Two polls this week, from Monmouth University and Roanoke College, showed McAuliffe leading Youngkin, but within the margins of error. Both polls also showed Republicans with an enthusiasm advantage. In Monmouth’s survey of registered voters, Youngkin led McAuliffe, 57 percent to 40 percent, among those who described themselves as more enthusiastic about this election than previous races for governor. In Roanoke’s survey of likely voters, 43 percent of Republicans said they were extremely enthusiastic, compared to 35 percent of Democrats.

Nick Everhart, a national GOP media consultant, said Youngkin has executed an “incredibly difficult, zero-sum high wire act” by appealing to the highly educated and independent suburban voters whose support is critical in Democratic-leaning states.

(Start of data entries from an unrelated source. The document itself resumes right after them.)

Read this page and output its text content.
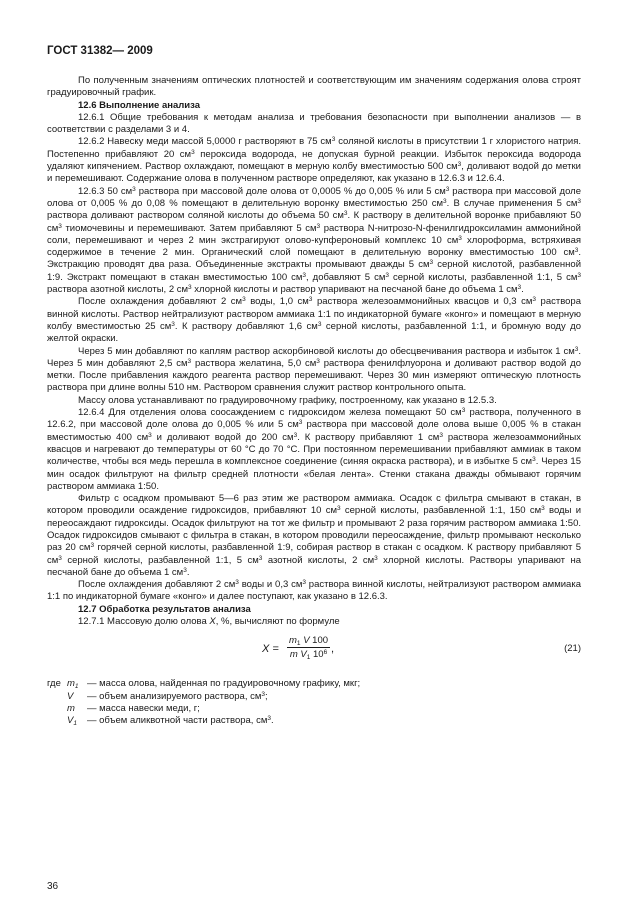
ГОСТ 31382— 2009

По полученным значениям оптических плотностей и соответствующим им значениям содержания олова строят градуировочный график.

12.6 Выполнение анализа

12.6.1 Общие требования к методам анализа и требования безопасности при выполнении анализов — в соответствии с разделами 3 и 4.

12.6.2 Навеску меди массой 5,0000 г растворяют в 75 $см^3$ соляной кислоты в присутствии 1 г хлористого натрия. Постепенно прибавляют 20 $см^3$ пероксида водорода, не допуская бурной реакции. Избыток пероксида водорода удаляют кипячением. Раствор охлаждают, помещают в мерную колбу вместимостью 500 $см^3$, доливают водой до метки и перемешивают. Содержание олова в полученном растворе определяют, как указано в 12.6.3 и 12.6.4.

12.6.3 50 $см^3$ раствора при массовой доле олова от 0,0005 % до 0,005 % или 5 $см^3$ раствора при массовой доле олова от 0,005 % до 0,08 % помещают в делительную воронку вместимостью 250 $см^3$. В случае применения 5 $см^3$ раствора доливают раствором соляной кислоты до объема 50 $см^3$. К раствору в делительной воронке прибавляют 50 $см^3$ тиомочевины и перемешивают. Затем прибавляют 5 $см^3$ раствора N-нитрозо-N-фенилгидроксиламин аммонийной соли, перемешивают и через 2 мин экстрагируют олово-купфероновый комплекс 10 $см^3$ хлороформа, встряхивая содержимое в течение 2 мин. Органический слой помещают в делительную воронку вместимостью 100 $см^3$. Экстракцию проводят два раза. Объединенные экстракты промывают дважды 5 $см^3$ серной кислотой, разбавленной 1:9. Экстракт помещают в стакан вместимостью 100 $см^3$, добавляют 5 $см^3$ серной кислоты, разбавленной 1:1, 5 $см^3$ раствора азотной кислоты, 2 $см^3$ хлорной кислоты и раствор упаривают на песчаной бане до объема 1 $см^3$.

После охлаждения добавляют 2 $см^3$ воды, 1,0 $см^3$ раствора железоаммонийных квасцов и 0,3 $см^3$ раствора винной кислоты. Раствор нейтрализуют раствором аммиака 1:1 по индикаторной бумаге «конго» и помещают в мерную колбу вместимостью 25 $см^3$. К раствору добавляют 1,6 $см^3$ серной кислоты, разбавленной 1:1, и бромную воду до желтой окраски.

Через 5 мин добавляют по каплям раствор аскорбиновой кислоты до обесцвечивания раствора и избыток 1 $см^3$. Через 5 мин добавляют 2,5 $см^3$ раствора желатина, 5,0 $см^3$ раствора фенилфлуорона и доливают раствор водой до метки. После прибавления каждого реагента раствор перемешивают. Через 30 мин измеряют оптическую плотность раствора при длине волны 510 нм. Раствором сравнения служит раствор контрольного опыта.

Массу олова устанавливают по градуировочному графику, построенному, как указано в 12.5.3.

12.6.4 Для отделения олова соосаждением с гидроксидом железа помещают 50 $см^3$ раствора, полученного в 12.6.2, при массовой доле олова до 0,005 % или 5 $см^3$ раствора при массовой доле олова выше 0,005 % в стакан вместимостью 400 $см^3$ и доливают водой до 200 $см^3$. К раствору прибавляют 1 $см^3$ раствора железоаммонийных квасцов и нагревают до температуры от 60 °C до 70 °C. При постоянном перемешивании прибавляют аммиак в таком количестве, чтобы вся медь перешла в комплексное соединение (синяя окраска раствора), и в избытке 5 $см^3$. Через 15 мин осадок фильтруют на фильтр средней плотности «белая лента». Стенки стакана дважды обмывают горячим раствором аммиака 1:50.

Фильтр с осадком промывают 5—6 раз этим же раствором аммиака. Осадок с фильтра смывают в стакан, в котором проводили осаждение гидроксидов, прибавляют 10 $см^3$ серной кислоты, разбавленной 1:1, 150 $см^3$ воды и переосаждают гидроксиды. Осадок фильтруют на тот же фильтр и промывают 2 раза горячим раствором аммиака 1:50. Осадок гидроксидов смывают с фильтра в стакан, в котором проводили переосаждение, фильтр промывают несколько раз 20 $см^3$ горячей серной кислоты, разбавленной 1:9, собирая раствор в стакан с осадком. К раствору прибавляют 5 $см^3$ серной кислоты, разбавленной 1:1, 5 $см^3$ азотной кислоты, 2 $см^3$ хлорной кислоты. Растворы упаривают на песчаной бане до объема 1 $см^3$.

После охлаждения добавляют 2 $см^3$ воды и 0,3 $см^3$ раствора винной кислоты, нейтрализуют раствором аммиака 1:1 по индикаторной бумаге «конго» и далее поступают, как указано в 12.6.3.

12.7 Обработка результатов анализа

12.7.1 Массовую долю олова X, %, вычисляют по формуле

$X = \frac{m_1 V 100}{m V_1 10^6}$ ,	(21)
где $m_1$ — масса олова, найденная по градуировочному графику, мкг;
V — объем анализируемого раствора, $см^3$;
m — масса навески меди, г;
$V_1$ — объем аликвотной части раствора, $см^3$.
36
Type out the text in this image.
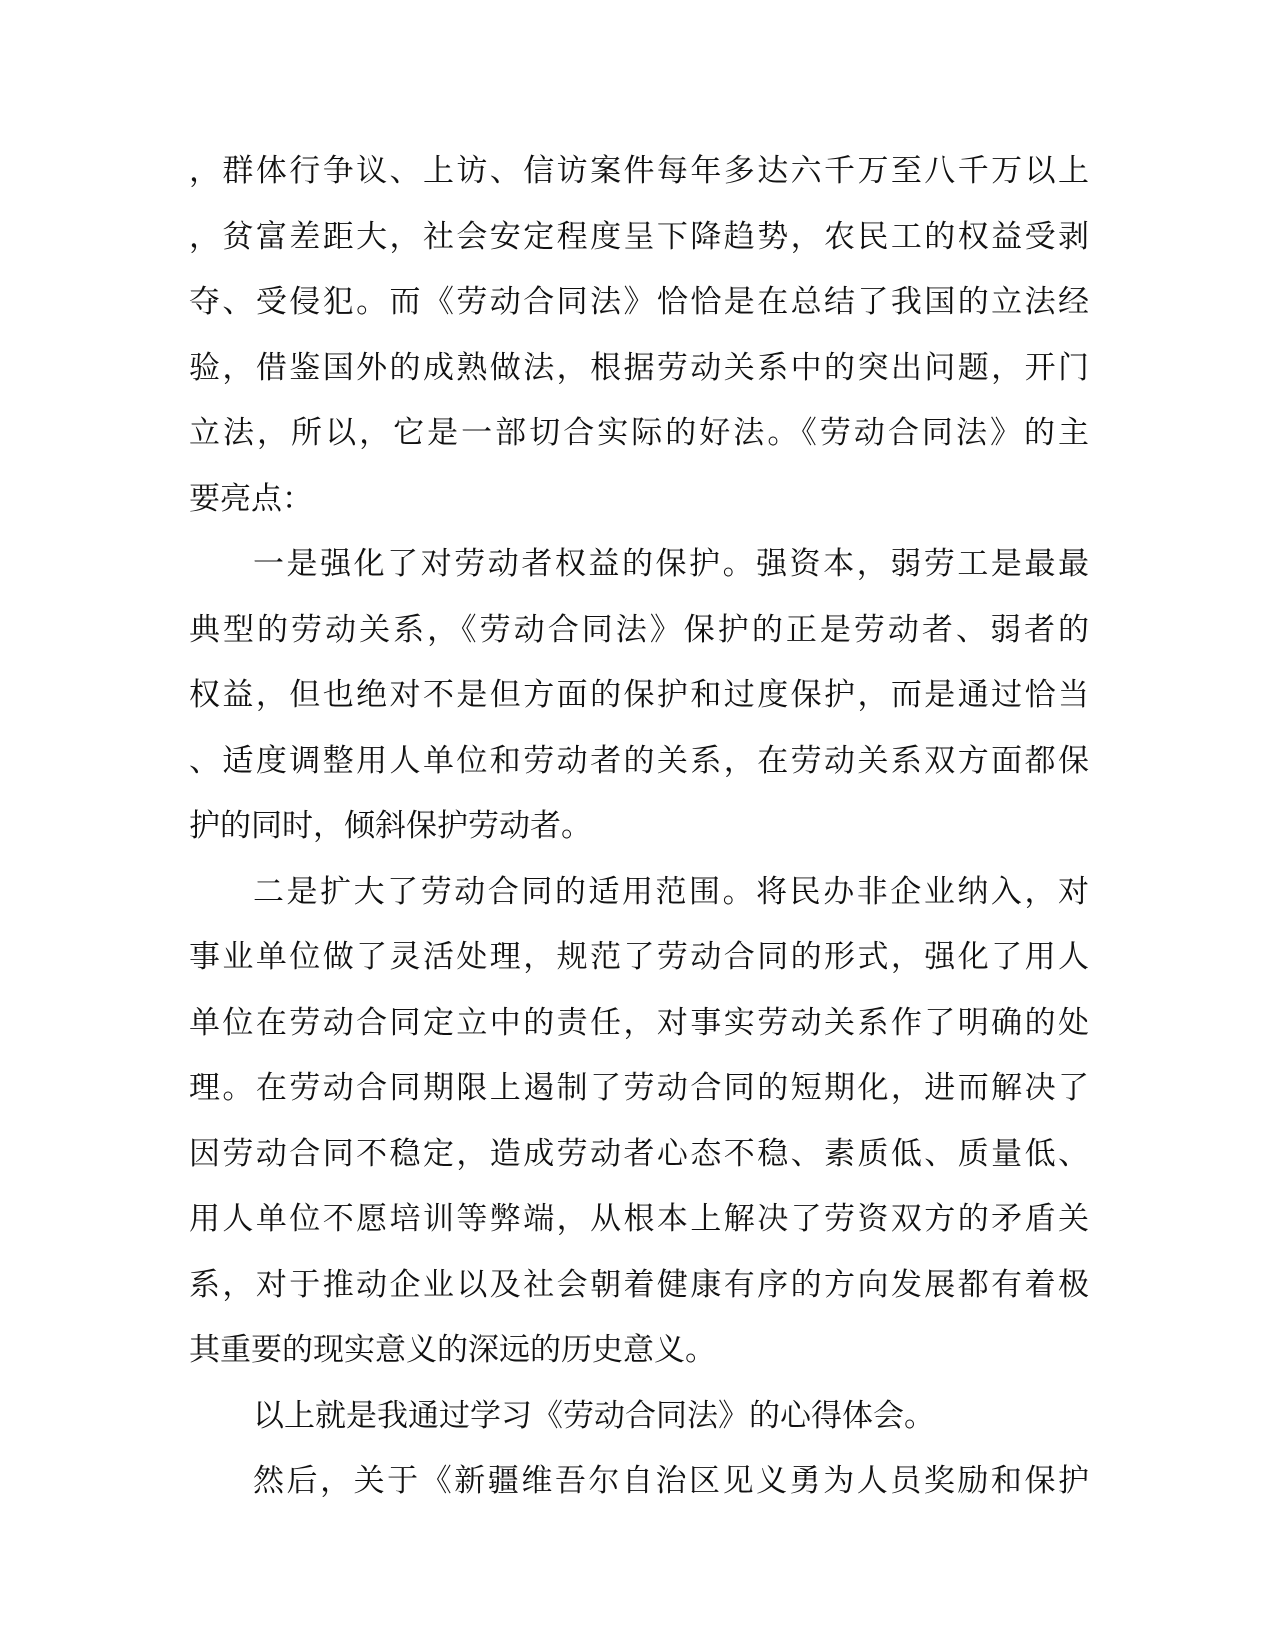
，群体行争议、上访、信访案件每年多达六千万至八千万以上
，贫富差距大，社会安定程度呈下降趋势，农民工的权益受剥
夺、受侵犯。而《劳动合同法》恰恰是在总结了我国的立法经
验，借鉴国外的成熟做法，根据劳动关系中的突出问题，开门
立法，所以，它是一部切合实际的好法。《劳动合同法》的主
要亮点：
一是强化了对劳动者权益的保护。强资本，弱劳工是最最
典型的劳动关系，《劳动合同法》保护的正是劳动者、弱者的
权益，但也绝对不是但方面的保护和过度保护，而是通过恰当
、适度调整用人单位和劳动者的关系，在劳动关系双方面都保
护的同时，倾斜保护劳动者。
二是扩大了劳动合同的适用范围。将民办非企业纳入，对
事业单位做了灵活处理，规范了劳动合同的形式，强化了用人
单位在劳动合同定立中的责任，对事实劳动关系作了明确的处
理。在劳动合同期限上遏制了劳动合同的短期化，进而解决了
因劳动合同不稳定，造成劳动者心态不稳、素质低、质量低、
用人单位不愿培训等弊端，从根本上解决了劳资双方的矛盾关
系，对于推动企业以及社会朝着健康有序的方向发展都有着极
其重要的现实意义的深远的历史意义。
以上就是我通过学习《劳动合同法》的心得体会。
然后，关于《新疆维吾尔自治区见义勇为人员奖励和保护
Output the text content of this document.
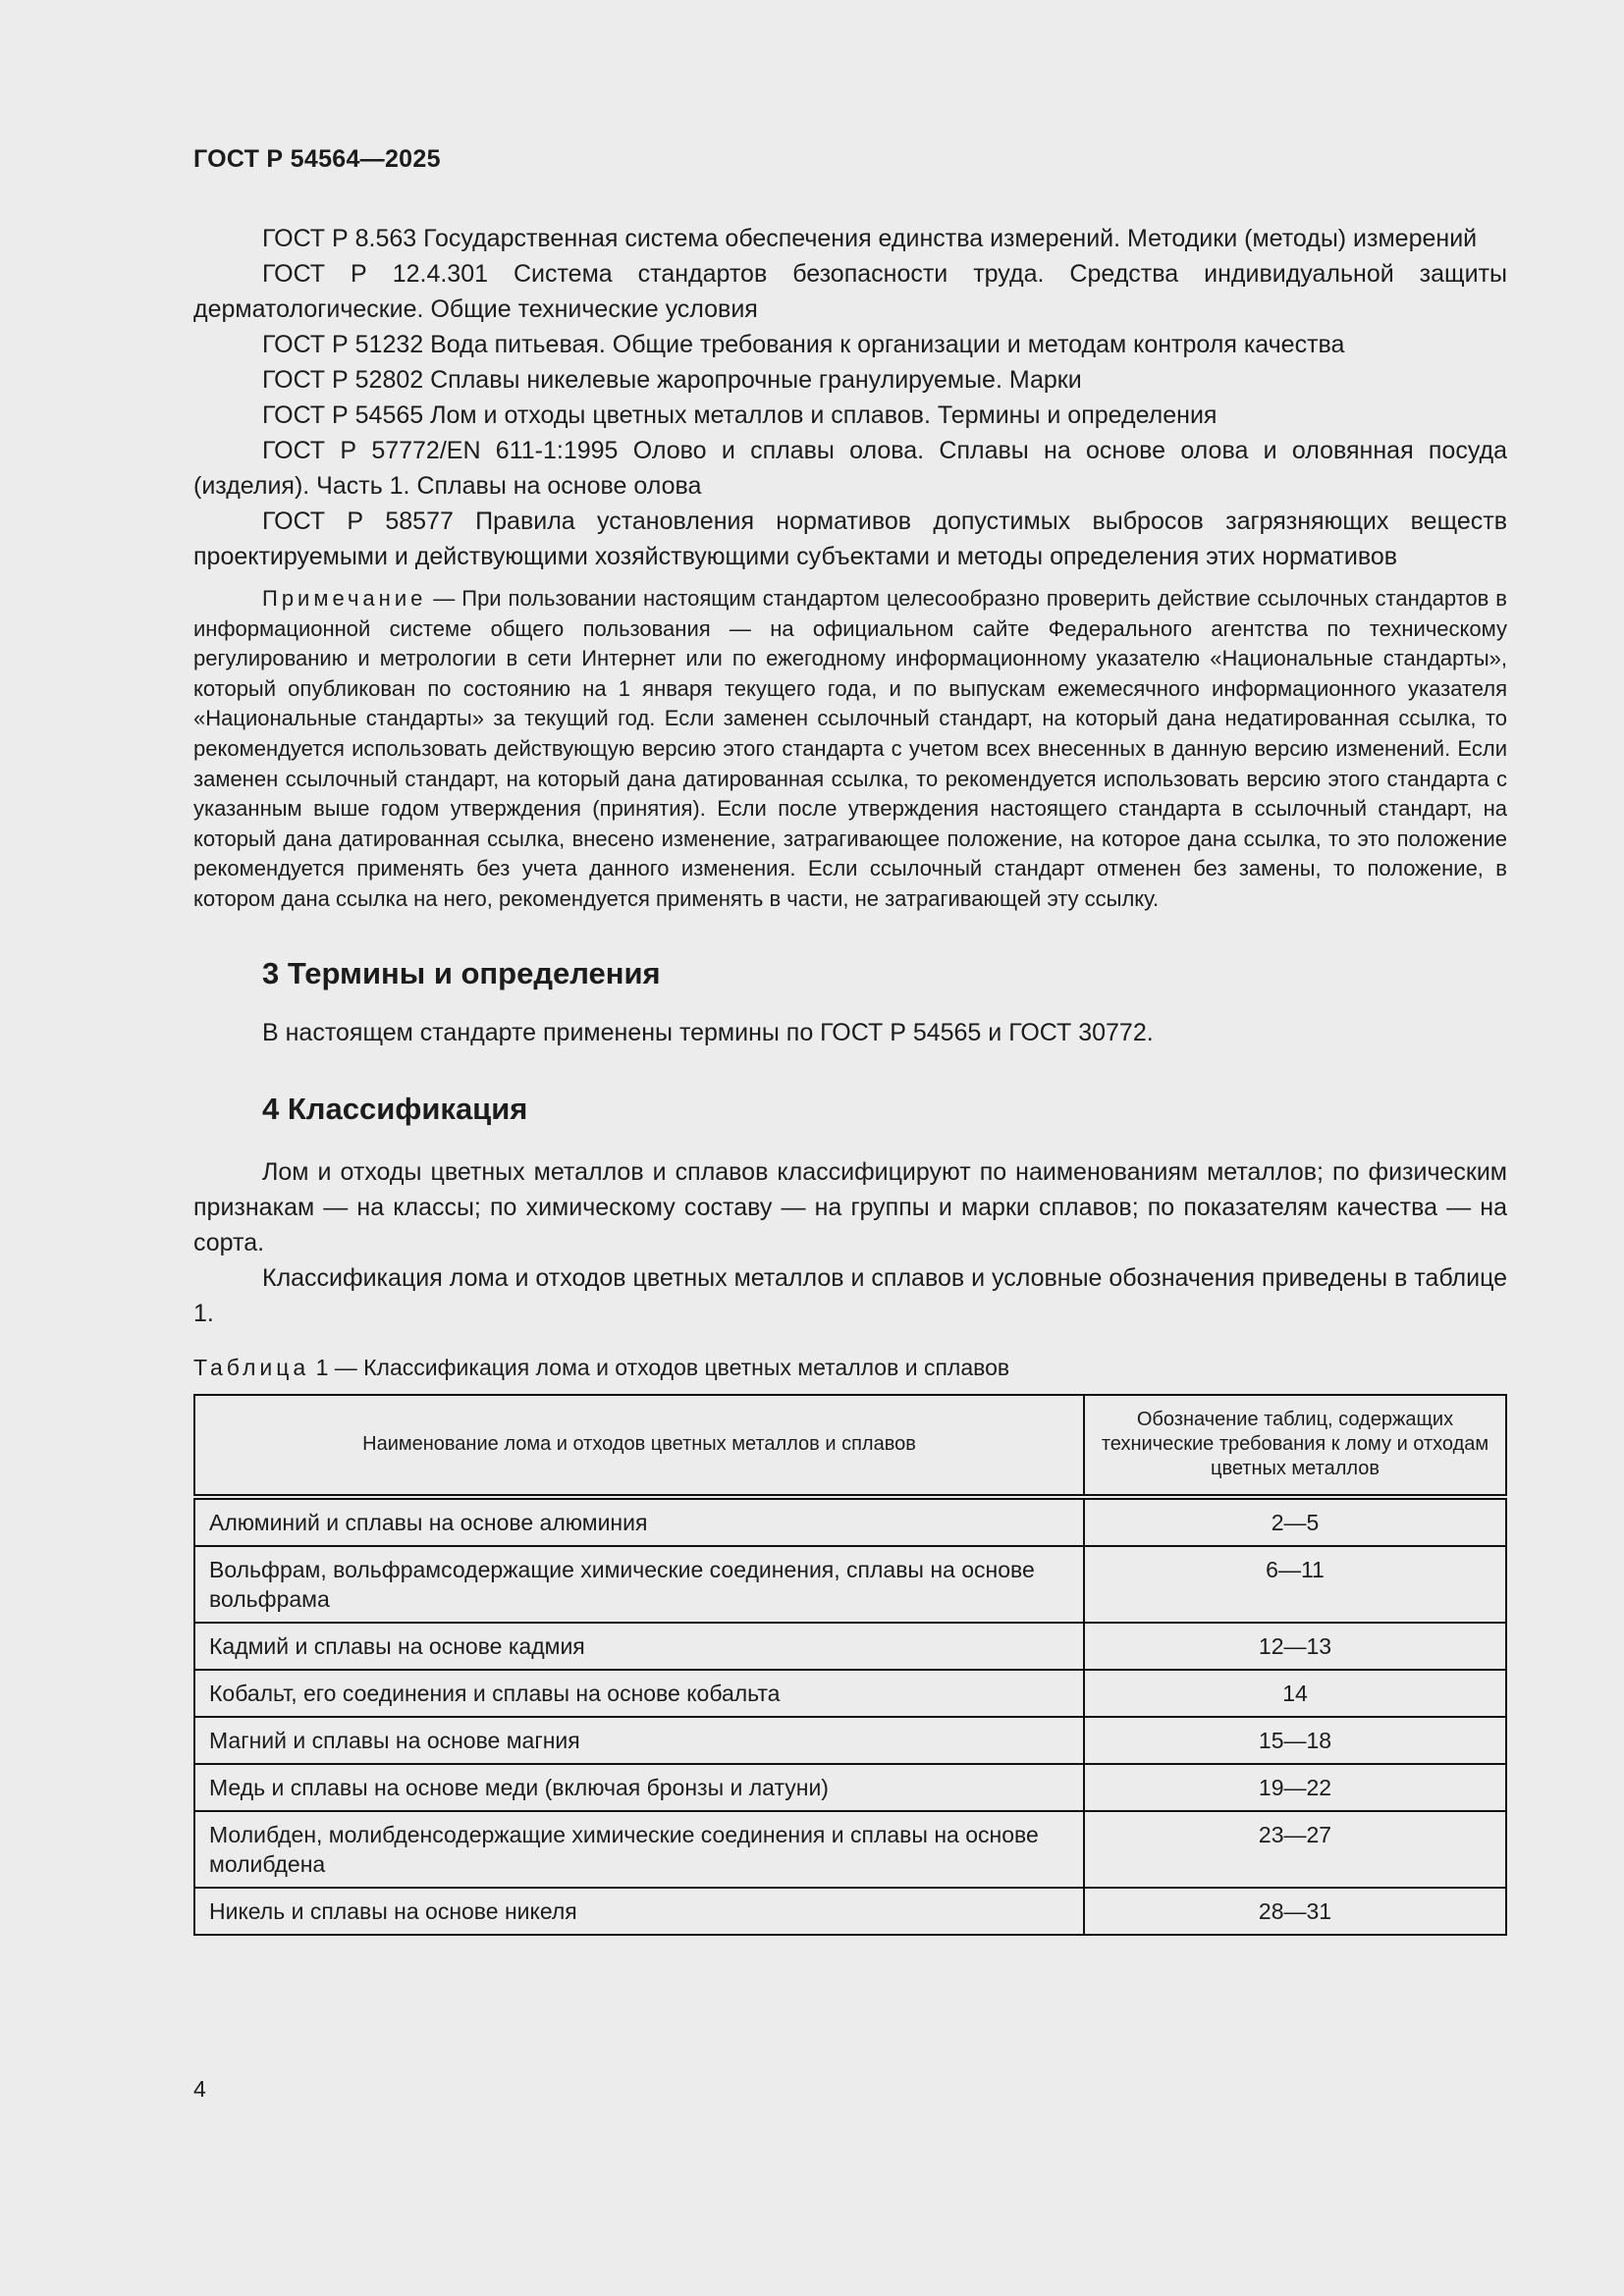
ГОСТ Р 54564—2025

ГОСТ Р 8.563 Государственная система обеспечения единства измерений. Методики (методы) измерений

ГОСТ Р 12.4.301 Система стандартов безопасности труда. Средства индивидуальной защиты дерматологические. Общие технические условия

ГОСТ Р 51232 Вода питьевая. Общие требования к организации и методам контроля качества

ГОСТ Р 52802 Сплавы никелевые жаропрочные гранулируемые. Марки

ГОСТ Р 54565 Лом и отходы цветных металлов и сплавов. Термины и определения

ГОСТ Р 57772/EN 611-1:1995 Олово и сплавы олова. Сплавы на основе олова и оловянная посуда (изделия). Часть 1. Сплавы на основе олова

ГОСТ Р 58577 Правила установления нормативов допустимых выбросов загрязняющих веществ проектируемыми и действующими хозяйствующими субъектами и методы определения этих нормативов

Примечание — При пользовании настоящим стандартом целесообразно проверить действие ссылочных стандартов в информационной системе общего пользования — на официальном сайте Федерального агентства по техническому регулированию и метрологии в сети Интернет или по ежегодному информационному указателю «Национальные стандарты», который опубликован по состоянию на 1 января текущего года, и по выпускам ежемесячного информационного указателя «Национальные стандарты» за текущий год. Если заменен ссылочный стандарт, на который дана недатированная ссылка, то рекомендуется использовать действующую версию этого стандарта с учетом всех внесенных в данную версию изменений. Если заменен ссылочный стандарт, на который дана датированная ссылка, то рекомендуется использовать версию этого стандарта с указанным выше годом утверждения (принятия). Если после утверждения настоящего стандарта в ссылочный стандарт, на который дана датированная ссылка, внесено изменение, затрагивающее положение, на которое дана ссылка, то это положение рекомендуется применять без учета данного изменения. Если ссылочный стандарт отменен без замены, то положение, в котором дана ссылка на него, рекомендуется применять в части, не затрагивающей эту ссылку.

3 Термины и определения

В настоящем стандарте применены термины по ГОСТ Р 54565 и ГОСТ 30772.

4 Классификация

Лом и отходы цветных металлов и сплавов классифицируют по наименованиям металлов; по физическим признакам — на классы; по химическому составу — на группы и марки сплавов; по показателям качества — на сорта.

Классификация лома и отходов цветных металлов и сплавов и условные обозначения приведены в таблице 1.

Таблица 1 — Классификация лома и отходов цветных металлов и сплавов
Наименование лома и отходов цветных металлов и сплавов	Обозначение таблиц, содержащих технические требования к лому и отходам цветных металлов
Алюминий и сплавы на основе алюминия	2—5
Вольфрам, вольфрамсодержащие химические соединения, сплавы на основе вольфрама	6—11
Кадмий и сплавы на основе кадмия	12—13
Кобальт, его соединения и сплавы на основе кобальта	14
Магний и сплавы на основе магния	15—18
Медь и сплавы на основе меди (включая бронзы и латуни)	19—22
Молибден, молибденсодержащие химические соединения и сплавы на основе молибдена	23—27
Никель и сплавы на основе никеля	28—31
4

“Whether he’s ahead or not,” Everhart said, “Youngkin seems to have positioned himself in the context of a worsening national Democrat political environment to make it across the canyon.”

Martin, the former McDonnell veteran, cautioned against overconfidence.

“It’s still a home game for the Democrats and an away game for the Republicans,” he said. “That’s just the truth of what Virginia is right now.”